Baca juga: Kuliner Bandung: Wajib Coba Dirty Latte CO,MA! Padukan Coffee Shop dengan Komunitas Kreatif

“Karakter kopinya ada yang memang lebih tebal, ada yang memang flavorful, terus juga dari profile roasting gitu. Ada yang biasanya biji kopinya itu lebih gelap. Itu biasanya hasilnya kopinya bakal lebih pekat gitu,” katanya.

Di Alissha Coffee, kata Hafidz, menggunakan profil roasting medium agar rasa kopi tetap seimbang dengan susu.

“Kalau kita di sininya pakai medium profile roast gitu. Jadi flavor-nya tetap muncul. Terus bodinya juga nggak terlalu tebal biar bisa dinikmati antara perpaduan kopi sama susu di bawahnya,” ujarnya.


Hafidz melihat tren dirty latte juga mulai mengubah preferensi konsumen. Jika sebelumnya es kopi susu dengan gula menjadi pilihan utama, kini banyak pelanggan mulai beralih ke kopi tanpa gula.


“Kalau sekarang lihat dari medsos terus hype di sosial media tuh lumayan berpengaruh sih ke penjualan kita. Biasanya orang tuh datang langsung ordernya kopi susu. Tapi sekarang tuh orang-orang sudah mau coba kopi-kopi yang tanpa gula,” katanya.

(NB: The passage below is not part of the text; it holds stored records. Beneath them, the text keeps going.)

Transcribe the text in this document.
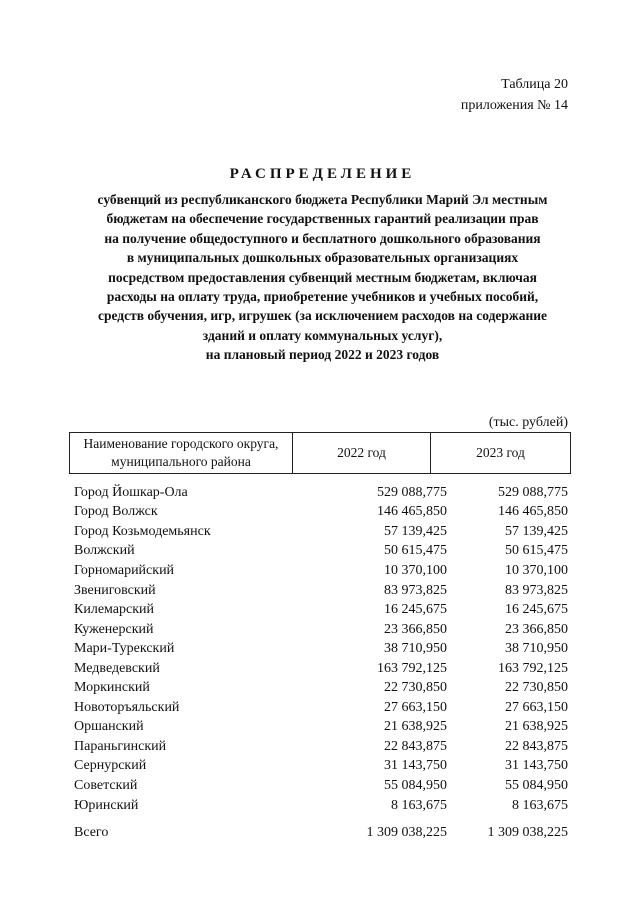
Таблица 20
приложения № 14
РАСПРЕДЕЛЕНИЕ
субвенций из республиканского бюджета Республики Марий Эл местным
бюджетам на обеспечение государственных гарантий реализации прав
на получение общедоступного и бесплатного дошкольного образования
в муниципальных дошкольных образовательных организациях
посредством предоставления субвенций местным бюджетам, включая
расходы на оплату труда, приобретение учебников и учебных пособий,
средств обучения, игр, игрушек (за исключением расходов на содержание
зданий и оплату коммунальных услуг),
на плановый период 2022 и 2023 годов
(тыс. рублей)
Наименование городского округа, муниципального района	2022 год	2023 год
Город Йошкар-Ола	529 088,775	529 088,775
Город Волжск	146 465,850	146 465,850
Город Козьмодемьянск	57 139,425	57 139,425
Волжский	50 615,475	50 615,475
Горномарийский	10 370,100	10 370,100
Звениговский	83 973,825	83 973,825
Килемарский	16 245,675	16 245,675
Куженерский	23 366,850	23 366,850
Мари-Турекский	38 710,950	38 710,950
Медведевский	163 792,125	163 792,125
Моркинский	22 730,850	22 730,850
Новоторъяльский	27 663,150	27 663,150
Оршанский	21 638,925	21 638,925
Параньгинский	22 843,875	22 843,875
Сернурский	31 143,750	31 143,750
Советский	55 084,950	55 084,950
Юринский	8 163,675	8 163,675
Всего	1 309 038,225	1 309 038,225
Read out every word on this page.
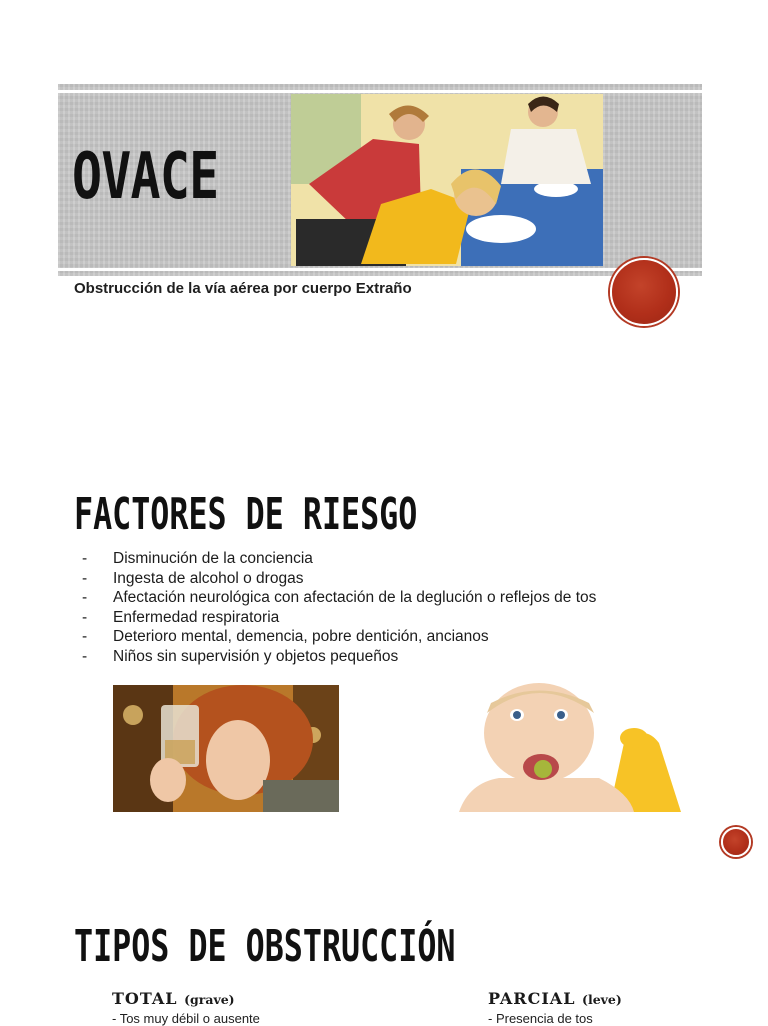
OVACE
Obstrucción de la vía aérea por cuerpo Extraño
FACTORES DE RIESGO
-	Disminución de la conciencia
-	Ingesta de alcohol o drogas
-	Afectación neurológica con afectación de la deglución o reflejos de tos
-	Enfermedad respiratoria
-	Deterioro mental, demencia, pobre dentición, ancianos
-	Niños sin supervisión y objetos pequeños
TIPOS DE OBSTRUCCIÓN
TOTAL (grave)
- Tos muy débil o ausente
PARCIAL (leve)
- Presencia de tos
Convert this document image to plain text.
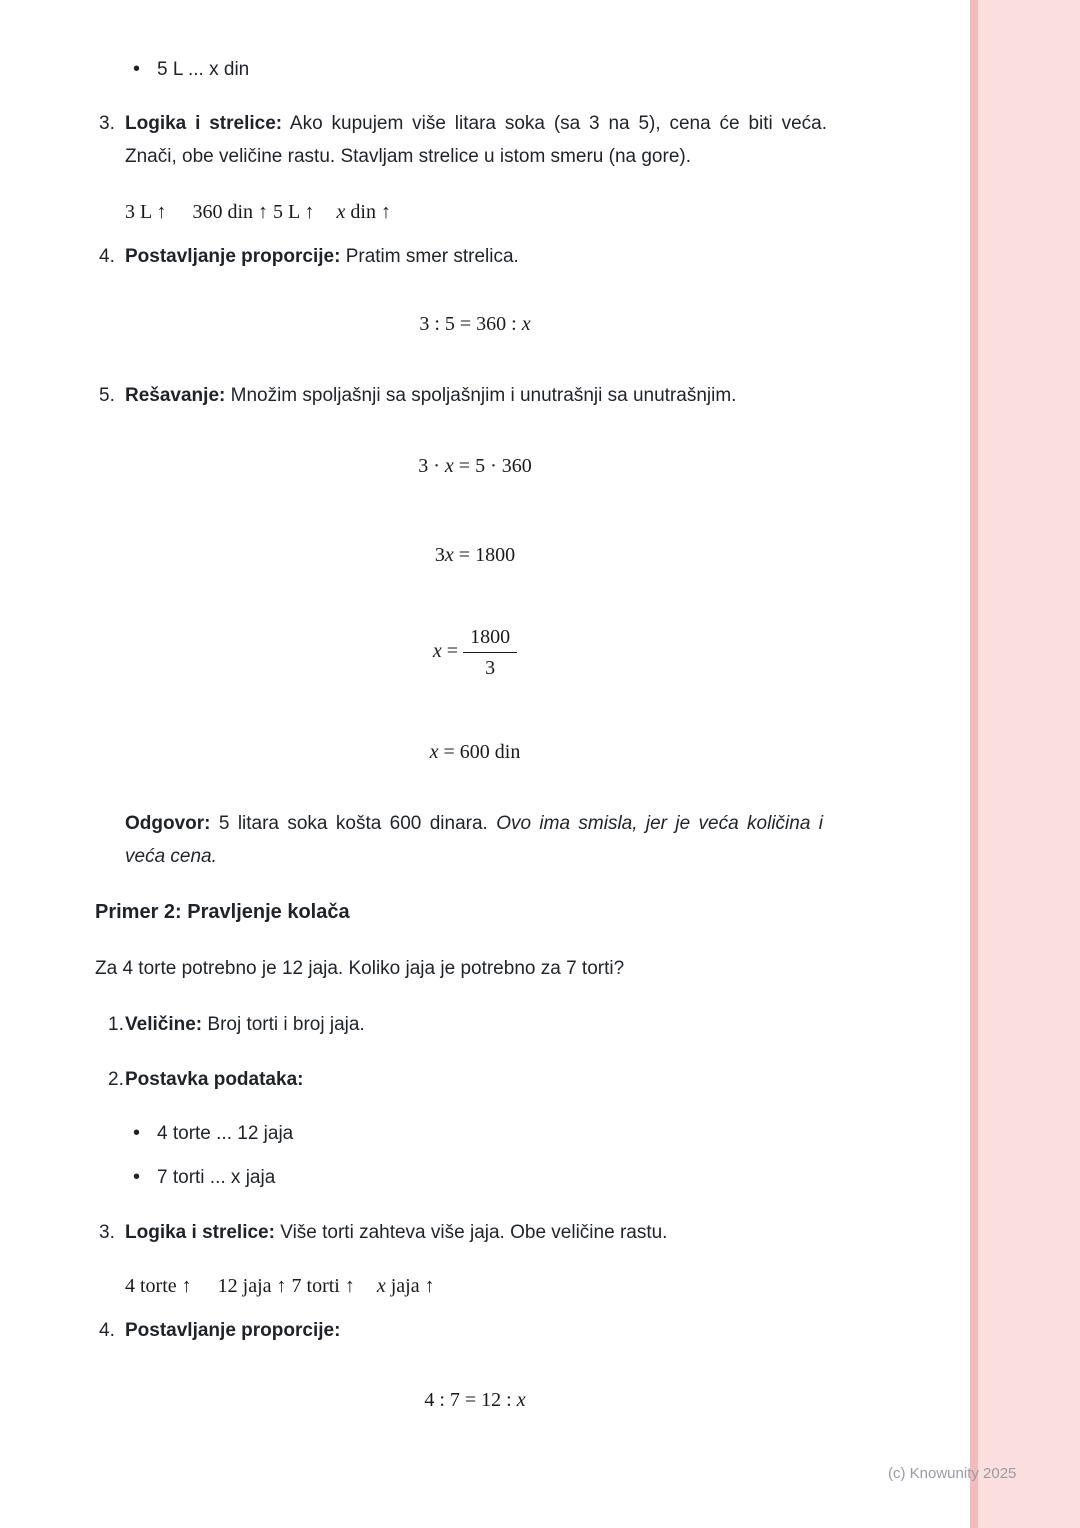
• 5 L ... x din
3. Logika i strelice: Ako kupujem više litara soka (sa 3 na 5), cena će biti veća. Znači, obe veličine rastu. Stavljam strelice u istom smeru (na gore).
3 L ↑ 360 din ↑ 5 L ↑ x din ↑
4. Postavljanje proporcije: Pratim smer strelica.
3 : 5 = 360 : x
5. Rešavanje: Množim spoljašnji sa spoljašnjim i unutrašnji sa unutrašnjim.
3 · x = 5 · 360
3x = 1800
$x = \frac{1800}{3}$
x = 600 din
Odgovor: 5 litara soka košta 600 dinara. Ovo ima smisla, jer je veća količina i veća cena.
Primer 2: Pravljenje kolača
Za 4 torte potrebno je 12 jaja. Koliko jaja je potrebno za 7 torti?
1. Veličine: Broj torti i broj jaja.
2. Postavka podataka:
• 4 torte ... 12 jaja
• 7 torti ... x jaja
3. Logika i strelice: Više torti zahteva više jaja. Obe veličine rastu.
4 torte ↑ 12 jaja ↑ 7 torti ↑ x jaja ↑
4. Postavljanje proporcije:
4 : 7 = 12 : x
(c) Knowunity 2025
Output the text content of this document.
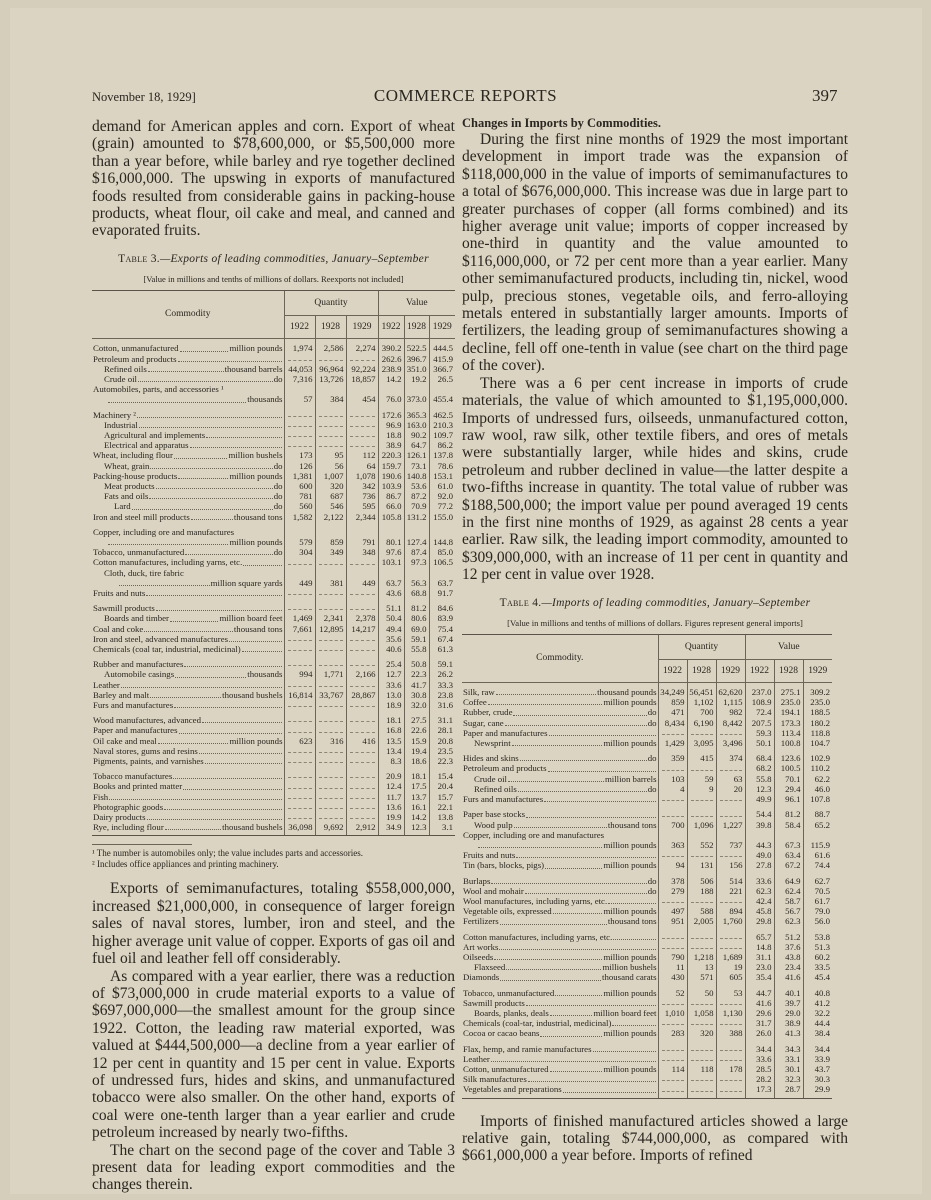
November 18, 1929]	COMMERCE REPORTS	397

demand for American apples and corn. Export of wheat (grain) amounted to $78,600,000, or $5,500,000 more than a year before, while barley and rye together declined $16,000,000. The upswing in exports of manufactured foods resulted from considerable gains in packing-house products, wheat flour, oil cake and meal, and canned and evaporated fruits.

Table 3.—Exports of leading commodities, January–September
[Value in millions and tenths of millions of dollars. Reexports not included]
Commodity	Quantity			Value		
	1922	1928	1929	1922	1928	1929

Cotton, unmanufactured million pounds	1,974	2,586	2,274	390.2	522.5	444.5

Petroleum and products				262.6	396.7	415.9

Refined oils thousand barrels	44,053	96,964	92,224	238.9	351.0	366.7

Crude oil do	7,316	13,726	18,857	14.2	19.2	26.5
Automobiles, parts, and accessories ¹						

thousands	57	384	454	76.0	373.0	455.4

Machinery ²				172.6	365.3	462.5

Industrial				96.9	163.0	210.3

Agricultural and implements				18.8	90.2	109.7

Electrical and apparatus				38.9	64.7	86.2

Wheat, including flour million bushels	173	95	112	220.3	126.1	137.8

Wheat, grain do	126	56	64	159.7	73.1	78.6

Packing-house products million pounds	1,381	1,007	1,078	190.6	140.8	153.1

Meat products do	600	320	342	103.9	53.6	61.0

Fats and oils do	781	687	736	86.7	87.2	92.0

Lard do	560	546	595	66.0	70.9	77.2

Iron and steel mill products thousand tons	1,582	2,122	2,344	105.8	131.2	155.0
Copper, including ore and manufactures						

million pounds	579	859	791	80.1	127.4	144.8

Tobacco, unmanufactured do	304	349	348	97.6	87.4	85.0

Cotton manufactures, including yarns, etc.				103.1	97.3	106.5
Cloth, duck, tire fabric						

million square yards	449	381	449	63.7	56.3	63.7

Fruits and nuts				43.6	68.8	91.7

Sawmill products				51.1	81.2	84.6

Boards and timber million board feet	1,469	2,341	2,378	50.4	80.6	83.9

Coal and coke thousand tons	7,661	12,895	14,217	49.4	69.0	75.4

Iron and steel, advanced manufactures				35.6	59.1	67.4

Chemicals (coal tar, industrial, medicinal)				40.6	55.8	61.3

Rubber and manufactures				25.4	50.8	59.1

Automobile casings thousands	994	1,771	2,166	12.7	22.3	26.2

Leather				33.6	41.7	33.3

Barley and malt thousand bushels	16,814	33,767	28,867	13.0	30.8	23.8

Furs and manufactures				18.9	32.0	31.6

Wood manufactures, advanced				18.1	27.5	31.1

Paper and manufactures				16.8	22.6	28.1

Oil cake and meal million pounds	623	316	416	13.5	15.9	20.8

Naval stores, gums and resins				13.4	19.4	23.5

Pigments, paints, and varnishes				8.3	18.6	22.3

Tobacco manufactures				20.9	18.1	15.4

Books and printed matter				12.4	17.5	20.4

Fish				11.7	13.7	15.7

Photographic goods				13.6	16.1	22.1

Dairy products				19.9	14.2	13.8

Rye, including flour thousand bushels	36,098	9,692	2,912	34.9	12.3	3.1
¹ The number is automobiles only; the value includes parts and accessories.
² Includes office appliances and printing machinery.

Exports of semimanufactures, totaling $558,000,000, increased $21,000,000, in consequence of larger foreign sales of naval stores, lumber, iron and steel, and the higher average unit value of copper. Exports of gas oil and fuel oil and leather fell off considerably.

As compared with a year earlier, there was a reduction of $73,000,000 in crude material exports to a value of $697,000,000—the smallest amount for the group since 1922. Cotton, the leading raw material exported, was valued at $444,500,000—a decline from a year earlier of 12 per cent in quantity and 15 per cent in value. Exports of undressed furs, hides and skins, and unmanufactured tobacco were also smaller. On the other hand, exports of coal were one-tenth larger than a year earlier and crude petroleum increased by nearly two-fifths.

The chart on the second page of the cover and Table 3 present data for leading export commodities and the changes therein.

Changes in Imports by Commodities.

During the first nine months of 1929 the most important development in import trade was the expansion of $118,000,000 in the value of imports of semimanufactures to a total of $676,000,000. This increase was due in large part to greater purchases of copper (all forms combined) and its higher average unit value; imports of copper increased by one-third in quantity and the value amounted to $116,000,000, or 72 per cent more than a year earlier. Many other semimanufactured products, including tin, nickel, wood pulp, precious stones, vegetable oils, and ferro-alloying metals entered in substantially larger amounts. Imports of fertilizers, the leading group of semimanufactures showing a decline, fell off one-tenth in value (see chart on the third page of the cover).

There was a 6 per cent increase in imports of crude materials, the value of which amounted to $1,195,000,000. Imports of undressed furs, oilseeds, unmanufactured cotton, raw wool, raw silk, other textile fibers, and ores of metals were substantially larger, while hides and skins, crude petroleum and rubber declined in value—the latter despite a two-fifths increase in quantity. The total value of rubber was $188,500,000; the import value per pound averaged 19 cents in the first nine months of 1929, as against 28 cents a year earlier. Raw silk, the leading import commodity, amounted to $309,000,000, with an increase of 11 per cent in quantity and 12 per cent in value over 1928.

Table 4.—Imports of leading commodities, January–September
[Value in millions and tenths of millions of dollars. Figures represent general imports]
Commodity.	Quantity			Value		
	1922	1928	1929	1922	1928	1929

Silk, raw thousand pounds	34,249	56,451	62,620	237.0	275.1	309.2

Coffee million pounds	859	1,102	1,115	108.9	235.0	235.0

Rubber, crude do	471	700	982	72.4	194.1	188.5

Sugar, cane do	8,434	6,190	8,442	207.5	173.3	180.2

Paper and manufactures				59.3	113.4	118.8

Newsprint million pounds	1,429	3,095	3,496	50.1	100.8	104.7

Hides and skins do	359	415	374	68.4	123.6	102.9

Petroleum and products				68.2	100.5	110.2

Crude oil million barrels	103	59	63	55.8	70.1	62.2

Refined oils do	4	9	20	12.3	29.4	46.0

Furs and manufactures				49.9	96.1	107.8

Paper base stocks				54.4	81.2	88.7

Wood pulp thousand tons	700	1,096	1,227	39.8	58.4	65.2
Copper, including ore and manufactures						

million pounds	363	552	737	44.3	67.3	115.9

Fruits and nuts				49.0	63.4	61.6

Tin (bars, blocks, pigs) million pounds	94	131	156	27.8	67.2	74.4

Burlaps do	378	506	514	33.6	64.9	62.7

Wool and mohair do	279	188	221	62.3	62.4	70.5

Wool manufactures, including yarns, etc.				42.4	58.7	61.7

Vegetable oils, expressed million pounds	497	588	894	45.8	56.7	79.0

Fertilizers thousand tons	951	2,005	1,760	29.8	62.3	56.0

Cotton manufactures, including yarns, etc.				65.7	51.2	53.8

Art works				14.8	37.6	51.3

Oilseeds million pounds	790	1,218	1,689	31.1	43.8	60.2

Flaxseed million bushels	11	13	19	23.0	23.4	33.5

Diamonds thousand carats	430	571	605	35.4	41.6	45.4

Tobacco, unmanufactured million pounds	52	50	53	44.7	40.1	40.8

Sawmill products				41.6	39.7	41.2

Boards, planks, deals million board feet	1,010	1,058	1,130	29.6	29.0	32.2

Chemicals (coal-tar, industrial, medicinal)				31.7	38.9	44.4

Cocoa or cacao beans million pounds	283	320	388	26.0	41.3	38.4

Flax, hemp, and ramie manufactures				34.4	34.3	34.4

Leather				33.6	33.1	33.9

Cotton, unmanufactured million pounds	114	118	178	28.5	30.1	43.7

Silk manufactures				28.2	32.3	30.3

Vegetables and preparations				17.3	28.7	29.9

Imports of finished manufactured articles showed a large relative gain, totaling $744,000,000, as compared with $661,000,000 a year before. Imports of refined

Ia menilai, konsumen kini tidak hanya mencari rasa, tetapi juga pengalaman, baik saat menikmati kopi maupun saat membagikannya di media sosial.

“Jadi dia juga sepertinya butuh experience di cara minum atau bahkan experience di sosial media ikut promo,” ucapnya.

Untuk harganya, dirty latte di Alissha Coffee dibanderol Rp 30.000.